Flexible Topline- und Kapazitätsplanung bei BASF

Eine umfangreiche Produktpalette, weltweite Produktionsstandorte und eine komplexe, mehrstufige Produktion stellen die Topline-Planung des Unternehmensbereiches Care Chemicals der BASF SE vor erhebliche Herausforderungen. Anja Scheu und Jan Kaufmann teilen ihre Erfahrungen zur Umsetzung einer flexiblen Lösung im Planungstool Board.

Grundsätzlicher Prozessablauf der kapazitätsbasierten Volumenplanung

Über 2000 verschiedene Produkte, mehr als 30 Produktionsstandorte mit mehrstufiger Produktion und potenziellen Kapazitätsengpässen auf jeder Stufe machen die Kapazitätsplanung im Unternehmensbereich Care Chemicals zu einer echten Herausforderung. Dabei sind Zusagen aus der Volumenplanung die Grundlage vieler verschiedener anschließender Planungsprozesse. Eine effiziente Durchführung der Volumenplanung unter Berücksichtigung der notwendigen regionalen Spezifika ist daher essenziell.

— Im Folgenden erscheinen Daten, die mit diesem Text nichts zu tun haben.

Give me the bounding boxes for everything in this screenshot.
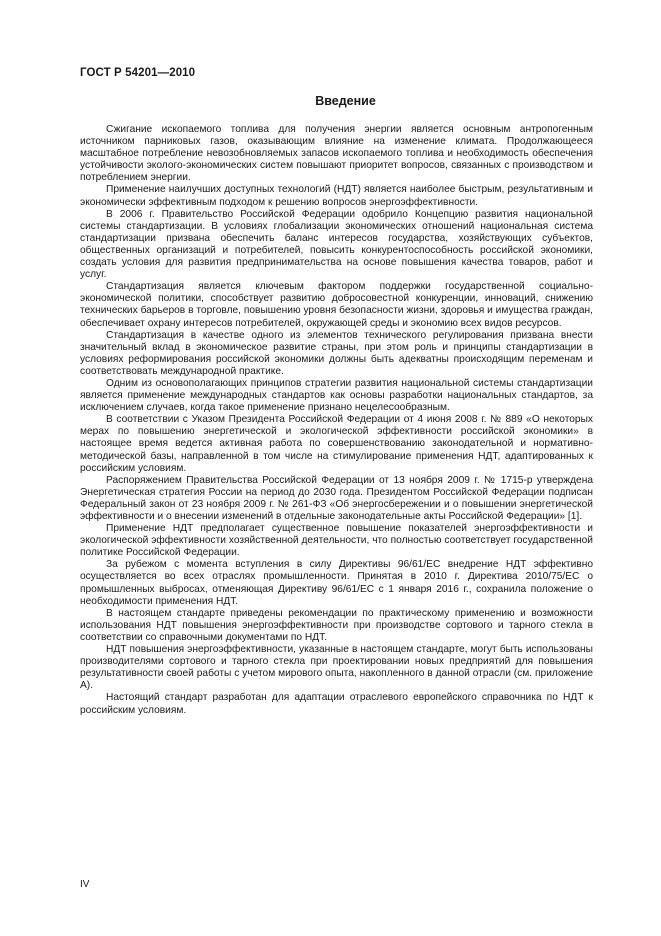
page-number: IV bbox=[80, 879, 90, 890]
paragraph: Стандартизация является ключевым фактором поддержки государственной социально-экономической политики, способствует развитию добросовестной конкуренции, инноваций, снижению технических барьеров в торговле, повышению уровня безопасности жизни, здоровья и имущества граждан, обеспечивает охрану интересов потребителей, окружающей среды и экономию всех видов ресурсов. bbox=[80, 281, 593, 329]
paragraph: В 2006 г. Правительство Российской Федерации одобрило Концепцию развития национальной системы стандартизации. В условиях глобализации экономических отношений национальная система стандартизации призвана обеспечить баланс интересов государства, хозяйствующих субъектов, общественных организаций и потребителей, повысить конкурентоспособность российской экономики, создать условия для развития предпринимательства на основе повышения качества товаров, работ и услуг. bbox=[80, 208, 593, 281]
paragraph: В соответствии с Указом Президента Российской Федерации от 4 июня 2008 г. № 889 «О некоторых мерах по повышению энергетической и экологической эффективности российской экономики» в настоящее время ведется активная работа по совершенствованию законодательной и нормативно-методической базы, направленной в том числе на стимулирование применения НДТ, адаптированных к российским условиям. bbox=[80, 414, 593, 474]
document-id-header: ГОСТ Р 54201—2010 bbox=[80, 67, 196, 79]
paragraph: Стандартизация в качестве одного из элементов технического регулирования призвана внести значительный вклад в экономическое развитие страны, при этом роль и принципы стандартизации в условиях реформирования российской экономики должны быть адекватны происходящим переменам и соответствовать международной практике. bbox=[80, 329, 593, 377]
section-title: Введение bbox=[315, 94, 376, 108]
paragraph: Применение наилучших доступных технологий (НДТ) является наиболее быстрым, результативным и экономически эффективным подходом к решению вопросов энергоэффективности. bbox=[80, 184, 593, 208]
introduction-body bbox=[80, 124, 593, 717]
paragraph: Распоряжением Правительства Российской Федерации от 13 ноября 2009 г. № 1715-р утверждена Энергетическая стратегия России на период до 2030 года. Президентом Российской Федерации подписан Федеральный закон от 23 ноября 2009 г. № 261-ФЗ «Об энергосбережении и о повышении энергетической эффективности и о внесении изменений в отдельные законодательные акты Российской Федерации» [1]. bbox=[80, 474, 593, 522]
paragraph: Одним из основополагающих принципов стратегии развития национальной системы стандартизации является применение международных стандартов как основы разработки национальных стандартов, за исключением случаев, когда такое применение признано нецелесообразным. bbox=[80, 377, 593, 414]
paragraph: Настоящий стандарт разработан для адаптации отраслевого европейского справочника по НДТ к российским условиям. bbox=[80, 692, 593, 716]
paragraph: Сжигание ископаемого топлива для получения энергии является основным антропогенным источником парниковых газов, оказывающим влияние на изменение климата. Продолжающееся масштабное потребление невозобновляемых запасов ископаемого топлива и необходимость обеспечения устойчивости эколого-экономических систем повышают приоритет вопросов, связанных с производством и потреблением энергии. bbox=[80, 124, 593, 184]
paragraph: В настоящем стандарте приведены рекомендации по практическому применению и возможности использования НДТ повышения энергоэффективности при производстве сортового и тарного стекла в соответствии со справочными документами по НДТ. bbox=[80, 607, 593, 643]
paragraph: НДТ повышения энергоэффективности, указанные в настоящем стандарте, могут быть использованы производителями сортового и тарного стекла при проектировании новых предприятий для повышения результативности своей работы с учетом мирового опыта, накопленного в данной отрасли (см. приложение А). bbox=[80, 644, 593, 692]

Volumenplanung in drei Schritten

Grundsätzlich kann die kapazitätsbasierte Volumenplanung im Falle des Unternehmensbereiches Care Chemicals der BASF SE in drei Schritte untergliedert werden:

  1. Unabhängige Bedarfsplanung im Vertrieb
  2. Kapazitätsberechnung
  3. Volumenallokation

Zunächst steht die unabhängige Bedarfsplanung im Vertrieb im Fokus, wobei vornehmlich zukünftige Absatzmengen berücksichtigt werden. Dieser Schritt legt den Grundstein für die gesamte Planung, indem er den Bedarf an Produkten und Leistungen ermittelt.

Im Anschluss erfolgt die Kapazitätsberechnung, die eine detaillierte Zuordnung auf die verfügbaren Anlagen beinhaltet. Hierbei werden Intermediatbedarfe kalkuliert, die Kapazitätsauslastung berechnet und Engpässe identifiziert. Dieser Schritt ermöglicht eine präzise Einschätzung der Produktionskapazitäten und potenzieller Engstellen im Fertigungsprozess.

Abschließend erfolgen Volumenallokation und Zusage, bei der die berechneten Kapazitäten den verschiedenen Bedarfen und Anforderungen zugeordnet werden. Dieser Prozess gewährleistet eine effiziente Ressourcennutzung und die optimale Auslastung der vorhandenen Produktionskapazitäten.

Abgebildeter Ansatz in Board

Frühere Bemühungen, die kapazitätsbasierte Volumenplanung durch verschiedene Excel-Lösungen zu realisieren, führten an vielen Stellen zu erheblichem Mehraufwand. Zur Harmonisierung der verschiedenen Lösungen und zur Schaffung einer flexiblen Topline-Planung, die die Komplexität des Unternehmensbereiches effektiv abbilden kann, wurde daher das Tool Board implementiert.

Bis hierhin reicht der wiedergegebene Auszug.